- Title: Why Stories Matter
- Author: Somdev Chatterjee
- Book Type: Discursive
- Genre: Narratology, Literary Criticism
- Edition: Paperback
- Publisher: Notion Press
- Year of Publication: 2023
- Number of Pages: 111
– Blurb of the Book –
For millions of years our ancestors survived on the marginal niches of the environment while the bigger beasts reigned on Earth. They were a bunch of weak, defenseless, and unimportant creatures serving out their time before being swept into evolution’s dustbin. Then, sometime between 200,000 and 50,000 years ago, they embarked on a journey unprecedented in the history of life on the planet – one that took them from being footnotes in the book of Life to the dominant species of the planet. What secret superpower propelled this incredible charge?
Tool use? Language? These were important, of course. But there was something else.
We learned to tell stories.
Drawing on insights from the evolutionary and social sciences, psychology, and the cognitive sciences, the author shows how the ability to tell stories has been at the foundation of our success as a species. They help us pass on crucial knowledge, imagine possible futures and co-operate flexibly in large groups. But the importance of stories in our lives goes deeper. It isn’t only that stories help us live. Recent discoveries in the cognitive sciences suggest that stories could be the most fundamental form in which we experience our lives : we live in stories every moment of our lives. That is why they have such power over us.
If you have ever been captivated by a novel, film, or television show and wondered why the storyteller is able to weave such magic (not merely how they do it); if you want to know why storytelling makes us human, and why to be human is necessarily to be a storyteller, then this book is for you.
– Lady Bookamore’s Views –

First and foremost, I sincerely thank the author for giving me an opportunity to review such an enticing text. It is always a treat to read books that talk about stories themselves. Yes, it is a story about stories, the art of storytelling, how stories have come into being and how their very nature has changed over the years.
In the 2014 Luc Besson film Lucy, Professor Samuel Norman (played by Morgan Freeman) makes a wonderful remark on the purpose of life, describing it as the process of passing down information from one generation to another. And this is where we can posit the premise of this book as well. Why Stories Work poignantly addresses a question that may have occurred to you at least once in your life – how have we come this far in the current stage of evolution? The answer is pretty simple – through stories.

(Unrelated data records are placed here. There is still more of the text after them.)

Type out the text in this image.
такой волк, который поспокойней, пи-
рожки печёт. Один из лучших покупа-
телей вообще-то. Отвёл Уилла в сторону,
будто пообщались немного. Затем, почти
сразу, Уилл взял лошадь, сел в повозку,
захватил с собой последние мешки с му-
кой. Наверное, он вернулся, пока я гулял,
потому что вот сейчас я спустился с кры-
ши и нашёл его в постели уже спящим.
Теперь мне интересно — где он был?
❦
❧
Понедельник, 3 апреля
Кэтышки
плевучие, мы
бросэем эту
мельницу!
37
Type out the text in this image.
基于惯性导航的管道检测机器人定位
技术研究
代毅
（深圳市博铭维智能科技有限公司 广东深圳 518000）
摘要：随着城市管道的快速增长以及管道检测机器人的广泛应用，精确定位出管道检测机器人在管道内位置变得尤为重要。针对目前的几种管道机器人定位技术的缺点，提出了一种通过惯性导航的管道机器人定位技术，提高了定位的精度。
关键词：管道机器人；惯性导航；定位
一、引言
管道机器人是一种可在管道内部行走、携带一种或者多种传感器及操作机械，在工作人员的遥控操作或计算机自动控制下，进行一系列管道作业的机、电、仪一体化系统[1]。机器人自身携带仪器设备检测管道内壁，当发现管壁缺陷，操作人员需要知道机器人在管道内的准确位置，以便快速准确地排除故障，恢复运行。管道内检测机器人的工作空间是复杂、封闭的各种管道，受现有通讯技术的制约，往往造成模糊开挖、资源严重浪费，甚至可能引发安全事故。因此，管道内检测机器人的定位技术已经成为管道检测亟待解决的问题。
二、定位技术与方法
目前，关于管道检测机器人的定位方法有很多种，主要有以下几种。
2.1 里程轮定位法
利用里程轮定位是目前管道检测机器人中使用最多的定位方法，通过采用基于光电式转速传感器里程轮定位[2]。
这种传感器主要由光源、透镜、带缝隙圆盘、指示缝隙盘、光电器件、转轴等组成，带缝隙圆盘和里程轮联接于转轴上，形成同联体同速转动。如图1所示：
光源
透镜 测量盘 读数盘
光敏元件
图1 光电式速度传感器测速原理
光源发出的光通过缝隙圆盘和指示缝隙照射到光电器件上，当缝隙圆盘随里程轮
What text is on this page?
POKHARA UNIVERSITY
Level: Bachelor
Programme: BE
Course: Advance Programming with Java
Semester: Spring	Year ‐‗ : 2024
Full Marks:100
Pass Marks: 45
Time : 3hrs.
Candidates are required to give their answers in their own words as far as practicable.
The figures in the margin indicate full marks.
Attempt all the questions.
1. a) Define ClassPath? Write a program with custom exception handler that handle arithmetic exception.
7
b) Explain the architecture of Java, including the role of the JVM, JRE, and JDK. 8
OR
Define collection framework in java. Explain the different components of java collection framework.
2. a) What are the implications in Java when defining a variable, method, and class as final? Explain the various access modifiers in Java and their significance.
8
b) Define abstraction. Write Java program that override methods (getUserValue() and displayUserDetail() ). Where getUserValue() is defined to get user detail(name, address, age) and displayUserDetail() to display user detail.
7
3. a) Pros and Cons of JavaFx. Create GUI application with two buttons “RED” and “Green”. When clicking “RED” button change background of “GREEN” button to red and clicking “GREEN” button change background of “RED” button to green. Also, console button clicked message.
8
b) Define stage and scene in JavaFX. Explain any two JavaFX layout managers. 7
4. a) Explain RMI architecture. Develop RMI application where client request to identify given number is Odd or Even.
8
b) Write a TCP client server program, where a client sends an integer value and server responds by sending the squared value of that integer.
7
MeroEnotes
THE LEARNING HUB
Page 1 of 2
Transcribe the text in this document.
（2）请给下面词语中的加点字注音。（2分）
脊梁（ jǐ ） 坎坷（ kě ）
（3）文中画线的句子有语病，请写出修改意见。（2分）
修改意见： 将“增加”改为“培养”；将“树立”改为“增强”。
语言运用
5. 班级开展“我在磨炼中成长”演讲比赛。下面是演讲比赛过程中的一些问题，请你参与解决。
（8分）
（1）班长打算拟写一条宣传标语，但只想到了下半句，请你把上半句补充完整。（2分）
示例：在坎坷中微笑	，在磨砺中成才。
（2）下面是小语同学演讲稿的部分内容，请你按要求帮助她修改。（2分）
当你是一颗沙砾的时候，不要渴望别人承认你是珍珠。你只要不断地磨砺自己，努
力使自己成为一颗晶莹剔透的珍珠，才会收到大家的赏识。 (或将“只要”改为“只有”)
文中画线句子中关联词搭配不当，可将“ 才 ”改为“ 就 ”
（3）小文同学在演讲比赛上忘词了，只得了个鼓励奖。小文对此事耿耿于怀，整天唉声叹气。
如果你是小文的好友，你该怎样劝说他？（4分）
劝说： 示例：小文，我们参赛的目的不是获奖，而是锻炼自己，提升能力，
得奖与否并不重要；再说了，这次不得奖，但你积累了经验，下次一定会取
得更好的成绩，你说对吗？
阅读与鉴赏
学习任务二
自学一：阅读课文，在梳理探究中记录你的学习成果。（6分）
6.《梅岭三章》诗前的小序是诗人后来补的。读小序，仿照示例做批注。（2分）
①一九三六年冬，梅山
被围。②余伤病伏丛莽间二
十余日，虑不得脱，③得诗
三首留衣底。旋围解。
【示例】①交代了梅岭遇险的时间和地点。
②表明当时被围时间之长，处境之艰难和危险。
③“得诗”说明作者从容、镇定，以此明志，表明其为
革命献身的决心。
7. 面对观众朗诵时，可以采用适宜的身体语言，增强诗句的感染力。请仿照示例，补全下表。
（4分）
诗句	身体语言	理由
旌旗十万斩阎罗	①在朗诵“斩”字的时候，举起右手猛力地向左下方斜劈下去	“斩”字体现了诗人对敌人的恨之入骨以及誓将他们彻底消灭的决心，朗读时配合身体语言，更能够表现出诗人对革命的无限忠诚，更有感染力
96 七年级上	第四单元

Every story has a narrative, a flow of thoughts or ideas or both which inform the reader(s) about an incident, or give an instruction perhaps. Well, stories have an exhaustive range of types as well as functions, each of which contribute significantly to its dynamic nature. But, that does not mean that stories have been narrated only using language. Way before the oral traditions came into being, the image, icon, or symbol played an indispensable role in transmitting information from the source person to his/her/their intended audience. In other words, stories have always been the basis of our understanding of our world, our own past as well as of our capabilities that would help us move ahead into the future. Such is the power of Narrative.
Some of the major aspects of Why Stories Work that I admired immensely include the wonderful way in which the contents of the book have been structured. The book encompasses the evolutionary history of the factors that led to the birth of storytelling, followed by a study on how humans began engaging in mental simulations in order to come up with fictional landscapes. However, the chapter which I enjoyed reading the most is the third chapter which elaborates on the elements of a story and each of them add to its influential power not only on the reader/viewer but also on the world itself. Why Stories Work is the author’s wonderful style of writing. While he himself is an academic, the author has done a terrific job at putting forth his own ideas in the simplest ways possible.
I convey my best wishes to the author for his future endeavours.